— Ты его помнишь, разве не так? — настойчиво повторяет Эсфирь. — Ты был еще совсем мальчишкой, когда…
— Я помню его, — резко бросаю я. Во мне, словно в хрустальном шаре, всплывает ощущение надвигающейся катастрофы.
— Берекия, я какое-то время побуду с Афонсо, — продолжает она, произнося слова медленно и мягко. — Он приехал сюда сразу же, как только до Томара донесся слух о восстании. Он снимает комнату на постоялом дворе сеньора Дюарте, рядом с домом Резы. Мы будем там. Скажи об этом своей матери, пожалуйста. Я не хочу ее будить. Но, если я ей понадоблюсь, она может ко мне прийти.
— Я не понимаю, — говорю я.
Моя тетушка сжимает пальцами виски, трет их, словно пытаясь собрать разбегающиеся мысли. Синфа разворачивается, чтобы взглянуть на нее, а затем пулей убегает из дома. Эсфирь кричит ей вслед, но без толку.
Выражение лица Афонсо становится само великое сострадание, когда он шепотом принимается что-то говорить Эсфирь по-персидски. Он мягко обнимает ее за плечи, прижимая к себе. В мою сторону он сухо бросает:
— Просто дай своей тете немного времени. Постарайся понять, что путешествие гораздо сложнее, чем тебе кажется.

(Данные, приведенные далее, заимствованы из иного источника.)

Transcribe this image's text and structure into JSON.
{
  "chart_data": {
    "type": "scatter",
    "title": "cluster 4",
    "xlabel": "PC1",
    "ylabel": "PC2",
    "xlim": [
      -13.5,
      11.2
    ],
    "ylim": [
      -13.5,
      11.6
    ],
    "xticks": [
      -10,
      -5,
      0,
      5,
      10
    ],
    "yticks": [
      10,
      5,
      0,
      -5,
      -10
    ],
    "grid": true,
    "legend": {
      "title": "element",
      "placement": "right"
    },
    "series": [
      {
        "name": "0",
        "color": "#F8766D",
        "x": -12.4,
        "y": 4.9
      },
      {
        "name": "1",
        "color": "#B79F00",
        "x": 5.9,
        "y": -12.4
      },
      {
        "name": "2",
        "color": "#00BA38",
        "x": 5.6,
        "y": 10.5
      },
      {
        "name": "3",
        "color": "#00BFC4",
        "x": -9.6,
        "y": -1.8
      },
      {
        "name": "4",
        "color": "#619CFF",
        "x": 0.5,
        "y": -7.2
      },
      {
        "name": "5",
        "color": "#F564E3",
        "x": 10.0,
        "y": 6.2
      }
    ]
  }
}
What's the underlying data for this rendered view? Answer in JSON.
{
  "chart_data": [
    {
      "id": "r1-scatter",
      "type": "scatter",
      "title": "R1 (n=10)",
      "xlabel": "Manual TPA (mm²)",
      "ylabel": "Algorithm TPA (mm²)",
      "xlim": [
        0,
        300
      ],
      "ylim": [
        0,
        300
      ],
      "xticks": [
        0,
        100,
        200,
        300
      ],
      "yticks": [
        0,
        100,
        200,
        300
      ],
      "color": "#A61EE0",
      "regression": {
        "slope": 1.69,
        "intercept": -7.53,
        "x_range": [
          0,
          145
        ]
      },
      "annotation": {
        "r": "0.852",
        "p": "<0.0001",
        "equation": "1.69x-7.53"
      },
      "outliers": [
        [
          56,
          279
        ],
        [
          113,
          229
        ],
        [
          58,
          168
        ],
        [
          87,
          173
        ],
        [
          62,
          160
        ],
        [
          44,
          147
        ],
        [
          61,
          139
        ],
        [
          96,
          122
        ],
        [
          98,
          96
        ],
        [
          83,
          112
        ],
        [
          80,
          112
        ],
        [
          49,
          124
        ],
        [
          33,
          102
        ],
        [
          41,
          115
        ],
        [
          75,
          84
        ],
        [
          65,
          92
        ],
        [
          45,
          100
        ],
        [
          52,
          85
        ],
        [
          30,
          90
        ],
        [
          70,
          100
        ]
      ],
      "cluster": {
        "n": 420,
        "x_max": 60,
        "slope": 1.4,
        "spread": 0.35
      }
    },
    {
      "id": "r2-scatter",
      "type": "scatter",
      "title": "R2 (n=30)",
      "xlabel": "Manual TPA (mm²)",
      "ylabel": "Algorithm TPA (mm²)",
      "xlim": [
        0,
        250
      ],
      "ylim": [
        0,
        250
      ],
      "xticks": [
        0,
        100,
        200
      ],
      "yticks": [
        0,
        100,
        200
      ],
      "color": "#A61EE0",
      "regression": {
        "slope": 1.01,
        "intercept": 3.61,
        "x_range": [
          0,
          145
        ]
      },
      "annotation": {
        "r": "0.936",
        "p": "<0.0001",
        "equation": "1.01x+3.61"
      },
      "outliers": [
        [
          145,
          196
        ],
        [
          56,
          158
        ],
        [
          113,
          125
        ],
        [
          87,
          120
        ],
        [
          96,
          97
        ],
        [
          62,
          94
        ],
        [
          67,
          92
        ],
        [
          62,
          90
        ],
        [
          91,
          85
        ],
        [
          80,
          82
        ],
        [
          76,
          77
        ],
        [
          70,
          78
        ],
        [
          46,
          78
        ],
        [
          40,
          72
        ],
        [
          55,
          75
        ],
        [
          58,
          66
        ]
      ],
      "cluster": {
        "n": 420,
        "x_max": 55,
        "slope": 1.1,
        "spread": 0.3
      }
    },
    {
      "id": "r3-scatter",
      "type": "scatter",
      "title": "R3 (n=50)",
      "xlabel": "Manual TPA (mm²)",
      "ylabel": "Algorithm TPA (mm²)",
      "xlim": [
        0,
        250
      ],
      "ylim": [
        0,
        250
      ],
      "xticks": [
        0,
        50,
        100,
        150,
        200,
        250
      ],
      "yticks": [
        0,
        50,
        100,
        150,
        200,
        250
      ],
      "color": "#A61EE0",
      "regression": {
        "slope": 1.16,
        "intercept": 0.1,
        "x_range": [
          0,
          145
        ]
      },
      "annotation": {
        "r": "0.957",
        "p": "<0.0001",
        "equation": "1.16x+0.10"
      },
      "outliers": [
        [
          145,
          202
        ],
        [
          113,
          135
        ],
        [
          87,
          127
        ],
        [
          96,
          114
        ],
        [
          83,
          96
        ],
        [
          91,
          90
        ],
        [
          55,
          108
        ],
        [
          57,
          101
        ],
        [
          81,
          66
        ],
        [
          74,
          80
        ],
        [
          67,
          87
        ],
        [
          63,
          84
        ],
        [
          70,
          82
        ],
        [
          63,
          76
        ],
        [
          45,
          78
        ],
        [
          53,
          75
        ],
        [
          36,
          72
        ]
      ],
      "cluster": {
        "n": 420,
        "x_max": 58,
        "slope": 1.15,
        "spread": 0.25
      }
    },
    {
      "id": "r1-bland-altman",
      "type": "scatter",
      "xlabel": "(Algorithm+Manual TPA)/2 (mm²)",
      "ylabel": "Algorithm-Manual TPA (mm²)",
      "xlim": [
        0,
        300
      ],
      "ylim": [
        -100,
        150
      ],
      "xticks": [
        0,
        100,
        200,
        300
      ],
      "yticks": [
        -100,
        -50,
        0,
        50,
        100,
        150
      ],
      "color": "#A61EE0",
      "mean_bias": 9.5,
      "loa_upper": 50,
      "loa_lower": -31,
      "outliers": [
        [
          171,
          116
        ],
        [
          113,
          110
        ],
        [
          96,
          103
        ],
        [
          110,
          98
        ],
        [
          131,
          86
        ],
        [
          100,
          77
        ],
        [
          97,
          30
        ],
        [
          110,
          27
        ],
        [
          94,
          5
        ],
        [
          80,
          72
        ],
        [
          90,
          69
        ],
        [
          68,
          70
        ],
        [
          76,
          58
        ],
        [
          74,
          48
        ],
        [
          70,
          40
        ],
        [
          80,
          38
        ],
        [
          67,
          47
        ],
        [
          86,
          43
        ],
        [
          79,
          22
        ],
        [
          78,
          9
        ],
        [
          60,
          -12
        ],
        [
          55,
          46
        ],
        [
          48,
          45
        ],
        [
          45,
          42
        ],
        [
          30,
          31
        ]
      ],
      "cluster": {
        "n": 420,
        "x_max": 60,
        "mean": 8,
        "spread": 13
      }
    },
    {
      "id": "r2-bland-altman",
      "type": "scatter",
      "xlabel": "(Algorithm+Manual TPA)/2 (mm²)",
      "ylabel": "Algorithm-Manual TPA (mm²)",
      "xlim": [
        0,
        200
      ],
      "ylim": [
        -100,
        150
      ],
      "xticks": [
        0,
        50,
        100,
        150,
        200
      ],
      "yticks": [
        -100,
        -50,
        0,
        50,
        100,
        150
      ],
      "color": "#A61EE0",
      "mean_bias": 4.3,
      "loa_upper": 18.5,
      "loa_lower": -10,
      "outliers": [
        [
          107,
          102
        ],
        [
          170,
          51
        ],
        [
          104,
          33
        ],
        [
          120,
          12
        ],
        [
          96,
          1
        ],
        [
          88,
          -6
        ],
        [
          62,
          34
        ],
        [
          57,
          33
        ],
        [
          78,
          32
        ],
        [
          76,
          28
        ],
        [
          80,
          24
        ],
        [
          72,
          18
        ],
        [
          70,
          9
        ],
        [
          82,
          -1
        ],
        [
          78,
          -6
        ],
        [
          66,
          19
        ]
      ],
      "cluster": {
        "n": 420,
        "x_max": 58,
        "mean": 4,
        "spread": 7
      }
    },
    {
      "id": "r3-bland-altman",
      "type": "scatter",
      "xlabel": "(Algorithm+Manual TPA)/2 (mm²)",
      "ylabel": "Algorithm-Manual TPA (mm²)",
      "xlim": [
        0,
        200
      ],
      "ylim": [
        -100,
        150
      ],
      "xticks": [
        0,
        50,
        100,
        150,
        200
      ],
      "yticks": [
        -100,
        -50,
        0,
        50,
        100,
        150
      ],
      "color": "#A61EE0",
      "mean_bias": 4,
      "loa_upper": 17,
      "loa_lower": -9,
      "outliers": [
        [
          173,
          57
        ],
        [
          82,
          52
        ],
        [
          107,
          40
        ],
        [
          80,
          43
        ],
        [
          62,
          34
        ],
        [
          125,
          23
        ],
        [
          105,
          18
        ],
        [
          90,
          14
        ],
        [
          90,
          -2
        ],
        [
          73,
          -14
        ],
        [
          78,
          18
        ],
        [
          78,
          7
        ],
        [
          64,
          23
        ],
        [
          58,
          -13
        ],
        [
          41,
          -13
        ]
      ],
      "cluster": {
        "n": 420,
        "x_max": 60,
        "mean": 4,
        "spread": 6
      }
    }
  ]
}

Он выводит Эсфирь во двор. Прижимаясь друг к другу, они исчезают за воротами. Ревность, густая и горячая, словно смола, обволакивает мое сердце: больно осознавать, что какой-то чужак смог вернуть жизнь моей тете, когда я сам ничем не смог ей помочь.
А то, что она собирается оставить семью в такой момент, — это кажется невероятным!
Дом Афонсо… неужели его появление меняет все? Может ли он быть замешан в убийстве дяди, в контрабанде его книг? Но он уехал из Лиссабона еще до насильного обращения, задолго до того, как дядя и отец вырыли геницу.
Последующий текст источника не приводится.